The artist’s biography revealed a tortured soul and a self-aware personality that led Kusama to experiment with hallucinations and settle on her own will at an asylum in Japan, where she still resides.
After that, the exhibition’s top floor gave a better view of Kusama’s large scale works in which mirrors send hundreds of reflections back at you, along with phalluses or pumpkins, some of the artist’s obsessions.
Pumpkins. I guess we’re actually talking about food. I loved those big, round metallic sculptures. Photography-wise, the textures were fascinating, as was the light’s reflection. Definitely food (ahah) for thought there. Which version do you prefer, color or black & white?
Kusama tried fashion and design, painting and drawing, and mocked items such as bank notes. However, what struck me the most was color, ever present. You know it, I love colors, so you can imagine how much I enjoyed walking around there, meandering among giant vegetables and colorful clothes.
My favourite work was the dark room with dotted balloons lit from the inside.
They constantly changed colors while reflecting on the mirrors on the wall, or the water on the ground. A dry path was reserved for visitors, in the middle of the room, and in the dark, one had to be cautious not to miss it, especially since it was easy to lose focus and be mesmerized by the spheres.
Last but not least, the Obliteration Room was a must-see – and a must-do. Originally completely white, this “normal” room, with furniture against the walls, cutlery set on the table and books sitting on the shelves, invites you to stick colorful discs all over the place.
Everyone could take part in it, and everyone did, not matter their age.

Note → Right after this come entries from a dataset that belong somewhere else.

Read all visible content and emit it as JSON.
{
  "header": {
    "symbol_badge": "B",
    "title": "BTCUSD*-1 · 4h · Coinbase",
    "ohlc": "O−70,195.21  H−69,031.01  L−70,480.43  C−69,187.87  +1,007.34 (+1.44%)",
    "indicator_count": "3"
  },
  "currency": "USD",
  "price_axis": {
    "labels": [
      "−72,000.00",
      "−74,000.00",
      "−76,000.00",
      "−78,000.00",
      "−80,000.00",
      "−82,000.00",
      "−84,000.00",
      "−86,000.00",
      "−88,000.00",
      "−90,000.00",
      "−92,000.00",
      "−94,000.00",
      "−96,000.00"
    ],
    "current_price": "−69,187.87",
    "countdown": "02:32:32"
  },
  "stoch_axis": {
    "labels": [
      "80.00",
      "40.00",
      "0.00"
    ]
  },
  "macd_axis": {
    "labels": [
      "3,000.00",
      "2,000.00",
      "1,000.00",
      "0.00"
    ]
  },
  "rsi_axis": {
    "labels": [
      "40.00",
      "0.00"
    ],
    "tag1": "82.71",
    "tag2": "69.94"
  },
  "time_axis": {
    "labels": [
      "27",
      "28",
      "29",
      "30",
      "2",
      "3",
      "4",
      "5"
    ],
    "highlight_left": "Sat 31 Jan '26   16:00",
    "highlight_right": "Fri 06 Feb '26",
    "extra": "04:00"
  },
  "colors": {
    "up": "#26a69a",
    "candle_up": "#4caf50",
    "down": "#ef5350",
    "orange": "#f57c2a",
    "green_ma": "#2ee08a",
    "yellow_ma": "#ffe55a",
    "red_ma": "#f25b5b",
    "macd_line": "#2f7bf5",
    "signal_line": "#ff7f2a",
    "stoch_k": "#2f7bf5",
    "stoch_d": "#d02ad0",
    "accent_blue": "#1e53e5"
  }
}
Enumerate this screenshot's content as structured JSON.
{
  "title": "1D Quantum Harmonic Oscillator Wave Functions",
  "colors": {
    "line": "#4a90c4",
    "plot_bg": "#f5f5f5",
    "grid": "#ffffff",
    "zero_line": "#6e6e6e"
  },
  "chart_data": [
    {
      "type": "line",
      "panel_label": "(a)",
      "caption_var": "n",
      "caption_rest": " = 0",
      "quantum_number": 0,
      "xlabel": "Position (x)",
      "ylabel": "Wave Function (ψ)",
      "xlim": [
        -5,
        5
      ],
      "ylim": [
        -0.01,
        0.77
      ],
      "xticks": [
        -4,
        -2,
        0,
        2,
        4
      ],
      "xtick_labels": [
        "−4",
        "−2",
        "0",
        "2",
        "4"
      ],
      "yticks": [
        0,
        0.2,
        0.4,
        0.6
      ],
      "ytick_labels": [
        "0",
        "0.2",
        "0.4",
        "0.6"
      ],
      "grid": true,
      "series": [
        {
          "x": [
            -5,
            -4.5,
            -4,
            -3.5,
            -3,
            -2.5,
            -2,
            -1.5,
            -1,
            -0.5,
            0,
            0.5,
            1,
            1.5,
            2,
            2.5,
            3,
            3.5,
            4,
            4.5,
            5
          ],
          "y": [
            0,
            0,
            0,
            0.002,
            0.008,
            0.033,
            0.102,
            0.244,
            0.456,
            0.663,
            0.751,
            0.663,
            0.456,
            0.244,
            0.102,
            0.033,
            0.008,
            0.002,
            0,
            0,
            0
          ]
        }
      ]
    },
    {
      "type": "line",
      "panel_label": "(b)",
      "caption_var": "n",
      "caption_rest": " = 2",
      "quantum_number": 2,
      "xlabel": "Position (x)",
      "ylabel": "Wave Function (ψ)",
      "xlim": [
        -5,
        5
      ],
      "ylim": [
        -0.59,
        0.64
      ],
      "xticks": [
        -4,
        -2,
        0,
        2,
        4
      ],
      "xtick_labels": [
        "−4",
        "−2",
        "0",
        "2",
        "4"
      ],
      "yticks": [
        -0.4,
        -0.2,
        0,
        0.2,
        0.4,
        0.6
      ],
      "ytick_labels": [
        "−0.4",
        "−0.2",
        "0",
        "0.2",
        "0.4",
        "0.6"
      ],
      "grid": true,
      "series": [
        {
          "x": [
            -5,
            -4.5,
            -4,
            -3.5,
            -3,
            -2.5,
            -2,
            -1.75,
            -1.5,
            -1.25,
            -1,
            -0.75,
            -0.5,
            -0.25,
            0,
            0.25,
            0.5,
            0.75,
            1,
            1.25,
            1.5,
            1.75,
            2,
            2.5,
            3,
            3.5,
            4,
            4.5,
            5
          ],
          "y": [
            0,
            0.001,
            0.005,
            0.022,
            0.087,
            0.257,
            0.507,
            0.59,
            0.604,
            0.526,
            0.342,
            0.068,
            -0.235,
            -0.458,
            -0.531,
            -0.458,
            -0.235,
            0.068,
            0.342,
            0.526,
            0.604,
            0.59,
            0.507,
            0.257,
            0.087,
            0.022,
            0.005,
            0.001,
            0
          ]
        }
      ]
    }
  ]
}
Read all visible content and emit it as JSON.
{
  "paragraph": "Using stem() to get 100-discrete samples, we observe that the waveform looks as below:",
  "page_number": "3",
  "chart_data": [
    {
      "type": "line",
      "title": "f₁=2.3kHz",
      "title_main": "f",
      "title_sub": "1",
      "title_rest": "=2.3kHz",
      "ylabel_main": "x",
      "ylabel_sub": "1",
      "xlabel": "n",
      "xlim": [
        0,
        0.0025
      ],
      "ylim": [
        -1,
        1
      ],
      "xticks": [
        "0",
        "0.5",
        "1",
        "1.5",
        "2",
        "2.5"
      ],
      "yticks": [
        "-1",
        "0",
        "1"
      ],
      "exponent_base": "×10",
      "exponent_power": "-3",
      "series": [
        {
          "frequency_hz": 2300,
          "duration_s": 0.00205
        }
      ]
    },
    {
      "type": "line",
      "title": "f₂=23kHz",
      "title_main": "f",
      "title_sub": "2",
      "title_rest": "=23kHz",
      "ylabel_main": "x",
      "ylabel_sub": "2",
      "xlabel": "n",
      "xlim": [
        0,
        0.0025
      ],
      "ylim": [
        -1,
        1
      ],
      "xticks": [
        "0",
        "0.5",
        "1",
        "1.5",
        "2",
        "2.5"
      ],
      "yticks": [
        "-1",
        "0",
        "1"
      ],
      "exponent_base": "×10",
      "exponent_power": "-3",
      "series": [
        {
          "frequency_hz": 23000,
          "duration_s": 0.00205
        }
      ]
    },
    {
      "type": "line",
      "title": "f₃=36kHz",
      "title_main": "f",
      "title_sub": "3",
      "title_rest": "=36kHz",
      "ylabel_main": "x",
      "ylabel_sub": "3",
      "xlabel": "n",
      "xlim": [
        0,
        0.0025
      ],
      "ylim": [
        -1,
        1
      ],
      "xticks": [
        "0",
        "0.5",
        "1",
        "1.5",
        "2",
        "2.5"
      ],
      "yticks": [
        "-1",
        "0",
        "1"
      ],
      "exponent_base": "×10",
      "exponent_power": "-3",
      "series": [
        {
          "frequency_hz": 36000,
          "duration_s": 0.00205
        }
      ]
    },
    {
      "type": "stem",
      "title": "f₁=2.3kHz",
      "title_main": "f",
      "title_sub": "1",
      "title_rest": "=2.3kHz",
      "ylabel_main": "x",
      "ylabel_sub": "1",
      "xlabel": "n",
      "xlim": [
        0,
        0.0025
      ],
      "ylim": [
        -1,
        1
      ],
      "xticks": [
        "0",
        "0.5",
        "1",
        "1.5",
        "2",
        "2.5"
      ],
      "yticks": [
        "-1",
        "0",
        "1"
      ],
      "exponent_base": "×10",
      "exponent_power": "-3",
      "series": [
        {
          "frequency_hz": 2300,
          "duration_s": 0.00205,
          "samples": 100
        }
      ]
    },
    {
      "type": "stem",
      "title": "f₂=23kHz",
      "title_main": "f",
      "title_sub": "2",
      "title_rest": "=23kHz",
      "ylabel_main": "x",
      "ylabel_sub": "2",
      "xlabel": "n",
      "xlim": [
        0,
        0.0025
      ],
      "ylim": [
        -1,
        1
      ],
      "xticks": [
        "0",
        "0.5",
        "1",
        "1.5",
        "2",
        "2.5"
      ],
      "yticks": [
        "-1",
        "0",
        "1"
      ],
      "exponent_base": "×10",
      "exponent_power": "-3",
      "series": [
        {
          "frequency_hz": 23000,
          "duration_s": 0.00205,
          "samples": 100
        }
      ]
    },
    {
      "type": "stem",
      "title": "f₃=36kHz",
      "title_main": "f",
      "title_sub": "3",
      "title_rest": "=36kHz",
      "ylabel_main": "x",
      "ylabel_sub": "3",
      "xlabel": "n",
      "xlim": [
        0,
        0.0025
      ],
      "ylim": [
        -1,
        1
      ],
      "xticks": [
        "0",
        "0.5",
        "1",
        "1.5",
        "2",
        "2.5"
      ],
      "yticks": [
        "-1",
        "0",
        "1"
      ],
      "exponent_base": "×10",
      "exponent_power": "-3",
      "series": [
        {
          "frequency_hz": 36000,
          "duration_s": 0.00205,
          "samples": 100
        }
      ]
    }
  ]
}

We visited the other exhibitions as well, and this scene caught my attention. Since Unterlinden Museum, I’ve liked to take photos in museums. I am often captivated by the ballet of visitors, and by how they react to works of art. There, however, was noone. These paintings from the museum’s collections did not attract as much attention as Kusama’s work, and it felt as if they were waiting for someone. The bench enhances this feeling, inviting the viewer to sit and watch. Finally, the light, directed at the wall and leaving the rest of the room in the dark, added a sense of intimacy, as if there was nothing in the world more important than these paintings and the visitor.